(dailyRx News) Some patients with type 2 diabetes need an extra boost of insulin from the outside to get their blood sugar under control. Researchers wanted to see if one insulin treatment option carries a risk of cancer.
Patients taking insulin glargine - a type of insulin that works for up to 24 hours - do not seem to have a higher risk of cancer than those taking other long-acting insulin treatments.
In a recent study, Jean-Paul Fagot, PharmD, of the Strategy and Research Department of National Health Insurance in France, and colleagues asked if there was a cancer risk associated with taking insulin glargine.
Insulin is a natural hormone made by the pancreas that helps manage levels of sugar in the blood. In type 2 diabetes, the body does not respond well to insulin, which leads to higher blood sugar levels.
To control blood sugar throughout the day, some diabetes patients are given background or basal insulins, including insulin glargine.
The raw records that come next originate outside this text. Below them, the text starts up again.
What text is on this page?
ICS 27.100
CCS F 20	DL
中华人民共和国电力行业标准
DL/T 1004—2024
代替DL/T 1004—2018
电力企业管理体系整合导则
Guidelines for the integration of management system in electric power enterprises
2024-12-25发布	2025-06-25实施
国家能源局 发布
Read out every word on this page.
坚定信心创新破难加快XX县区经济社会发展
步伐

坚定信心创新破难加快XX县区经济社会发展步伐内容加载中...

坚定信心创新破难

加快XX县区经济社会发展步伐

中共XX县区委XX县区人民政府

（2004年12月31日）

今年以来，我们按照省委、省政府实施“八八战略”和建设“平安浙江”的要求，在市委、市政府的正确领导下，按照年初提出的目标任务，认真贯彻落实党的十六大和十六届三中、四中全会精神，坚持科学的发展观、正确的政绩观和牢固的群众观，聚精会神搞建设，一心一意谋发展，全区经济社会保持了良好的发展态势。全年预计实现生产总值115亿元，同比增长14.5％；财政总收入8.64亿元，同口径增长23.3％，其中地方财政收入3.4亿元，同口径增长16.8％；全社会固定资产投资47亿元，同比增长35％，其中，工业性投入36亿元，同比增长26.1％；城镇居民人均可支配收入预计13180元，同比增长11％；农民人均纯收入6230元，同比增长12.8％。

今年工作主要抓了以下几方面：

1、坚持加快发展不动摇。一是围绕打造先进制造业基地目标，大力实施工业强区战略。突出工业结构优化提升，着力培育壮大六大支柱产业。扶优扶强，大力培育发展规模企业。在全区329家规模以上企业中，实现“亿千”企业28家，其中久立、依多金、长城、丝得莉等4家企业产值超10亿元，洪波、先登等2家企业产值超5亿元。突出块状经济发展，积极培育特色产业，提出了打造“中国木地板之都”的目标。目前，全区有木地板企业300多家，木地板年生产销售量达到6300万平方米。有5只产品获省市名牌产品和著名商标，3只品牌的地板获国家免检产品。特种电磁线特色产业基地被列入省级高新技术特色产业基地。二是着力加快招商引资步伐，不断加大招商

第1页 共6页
Unlike other insulin treatments, basal insulins work continuously, which is similar to how a healthy pancreas makes insulin.
From their study, Dr. Fagot and colleagues found that type 2 diabetes patients taking insulin glargine did not have an increased risk of all cancers nor of breast cancer, compared to patients taking other basal insulins.
The overall cancer rate among patients taking insulin glargine was 1,622 per 100,000 person years. Among those taking other basal insulins, the cancer rate was 1,643 per 100,000 person years.
The researchers found no link between insulin glargine use and overall cancer risk, with a hazard ratio of 0.97.
A hazard ratio explains how often an event happens in one group versus another. A hazard ratio of less than 1.0 means that event happens in one group less than the other group.
In this case, the hazard ratio of 0.97 means that cancer occurred less often in glargine users than in other basal insulin users. However, the difference was not significant.
The results also showed no significant link between insulin glargine use and breast cancer risk, with a hazard ratio of 1.08.
Again, this hazard ratio does not show a large difference in risk.
Because the study did not follow patients for more than 4 years, more research is needed to understand the longer-term risks of taking insulin glargine, the authors said.
The study included 70,027 patients between 40 and 79 years of age who started basal insulin treatment between 2007 and 2009.
The research was published September 10 in Diabetes Care, a journal of the American Diabetes Association.